The British occupation of Palestine from 1916 to 1948 left behind too many loopholes that are only found in the British Archives and to a certain degree in the National Library of “Israel”.
Our duty is to research archives, documents, and information pertaining to our national history through the different phases of the Ottoman, British, and Zionist occupation.
We lack information covering the British occupation of Palestine between 1916 and 1948. It does not have much information about the British prison system, courts, detainees, administrative detention, and death penalties.
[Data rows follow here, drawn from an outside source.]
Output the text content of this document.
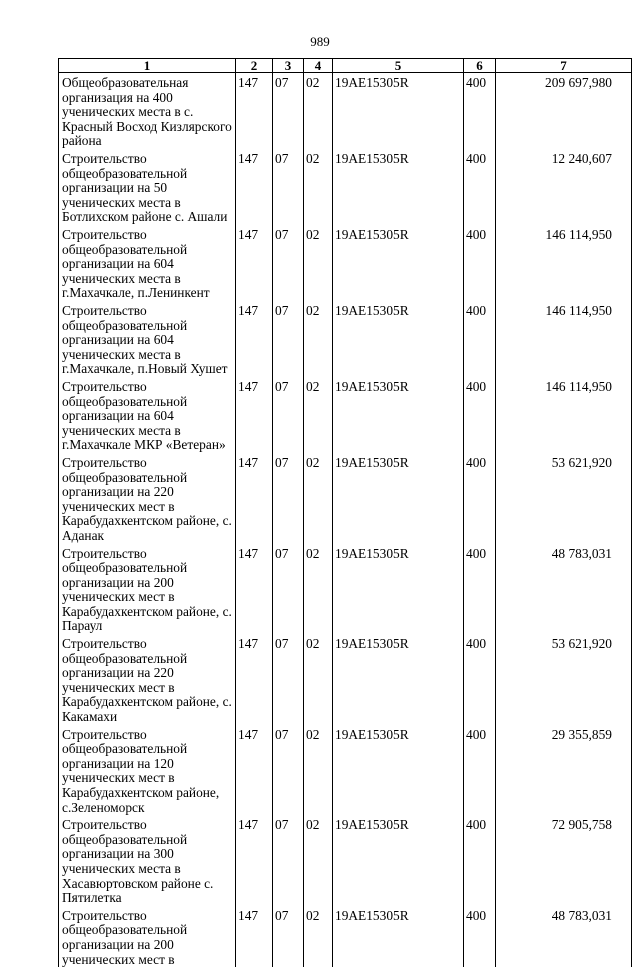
989
1	2	3	4	5	6	7
Общеобразовательная организация на 400 ученических места в с. Красный Восход Кизлярского района	147	07	02	19AE15305R	400	209 697,980
Строительство общеобразовательной организации на 50 ученических места в Ботлихском районе с. Ашали	147	07	02	19AE15305R	400	12 240,607
Строительство общеобразовательной организации на 604 ученических места в г.Махачкале, п.Ленинкент	147	07	02	19AE15305R	400	146 114,950
Строительство общеобразовательной организации на 604 ученических места в г.Махачкале, п.Новый Хушет	147	07	02	19AE15305R	400	146 114,950
Строительство общеобразовательной организации на 604 ученических места в г.Махачкале МКР «Ветеран»	147	07	02	19AE15305R	400	146 114,950
Строительство общеобразовательной организации на 220 ученических мест в Карабудахкентском районе, с. Аданак	147	07	02	19AE15305R	400	53 621,920
Строительство общеобразовательной организации на 200 ученических мест в Карабудахкентском районе, с. Параул	147	07	02	19AE15305R	400	48 783,031
Строительство общеобразовательной организации на 220 ученических мест в Карабудахкентском районе, с. Какамахи	147	07	02	19AE15305R	400	53 621,920
Строительство общеобразовательной организации на 120 ученических мест в Карабудахкентском районе, с.Зеленоморск	147	07	02	19AE15305R	400	29 355,859
Строительство общеобразовательной организации на 300 ученических места в Хасавюртовском районе с. Пятилетка	147	07	02	19AE15305R	400	72 905,758
Строительство общеобразовательной организации на 200 ученических мест в	147	07	02	19AE15305R	400	48 783,031
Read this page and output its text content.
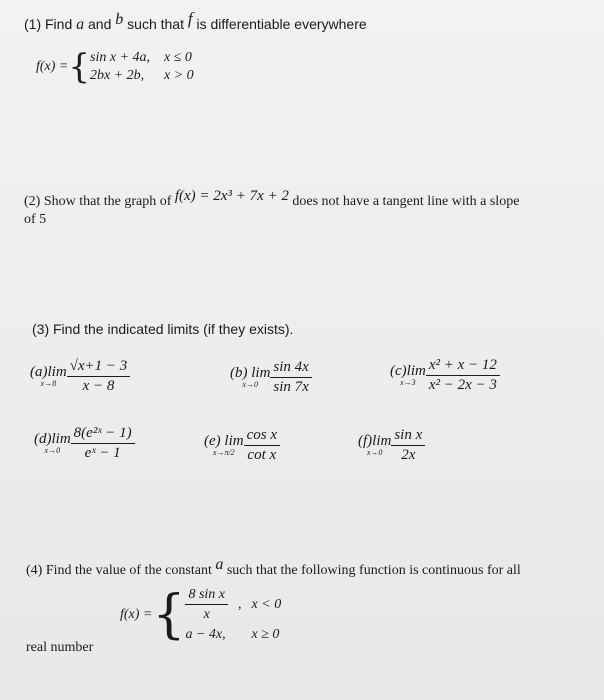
(1) Find a and b such that f is differentiable everywhere
f(x) = { sin x + 4a, x ≤ 0
2bx + 2b,	x > 0
(2) Show that the graph of f(x) = 2x³ + 7x + 2 does not have a tangent line with a slope
of 5
(3) Find the indicated limits (if they exists).
(a)lim
$x\to 8 \frac{√x+1 - 3}{x - 8}$	(b) lim
$x\to 0 \frac{\sin 4x}{\sin 7x}$	(c)lim
$x\to 3 \frac{\text{x² + x − 12}}{\text{x² − 2x − 3}}$
(d)lim
$x\to 0 \frac{\text{8(e²ˣ − 1)}}{\text{eˣ − 1}}$	(e) lim
$x\to\pi/2 \frac{\text{cos x}}{\text{cot x}}$	(f)lim
$x\to 0 \frac{\text{sin x}}{2x}$
(4) Find the value of the constant a such that the following function is continuous for all
f(x) = { $\frac{\text{8 sin x}}{x}$ , x < 0
a − 4x,	x ≥ 0
real number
Most detainees were denied due process and spent long sentences including the death penalty without trial.
However, some historians, political science professors, and biographers point out that the military courts of the British Mandate authorities issued fifty thousand administrative detention sentences in 1938 and more than two hundred life imprisonment sentences, in addition to 148 death sentences that were actually implemented.
We do not have enough data about Acre Prison, which was considered to be a major prison during the British occupation and where Shaikh Hasan spent over 30 years in total isolation.
Therefore, it is important to research and document this era from its sources, which are British public records, to shed more light on the policy of detention and the death penalty used by the British occupation forces and on the close cooperation between them and the Zionist gangs against the Fedayeen and detainees and the policy of collective punishment against Palestinian civilians.
This also applies to the 675 destroyed and depopulated villages of 1948, despite the fact that some prominent historians covered some of it but not in-depth, for example, we lack information about the settlement movement before and after 1948. There are only Israeli sources and documents which is hard for us to reach.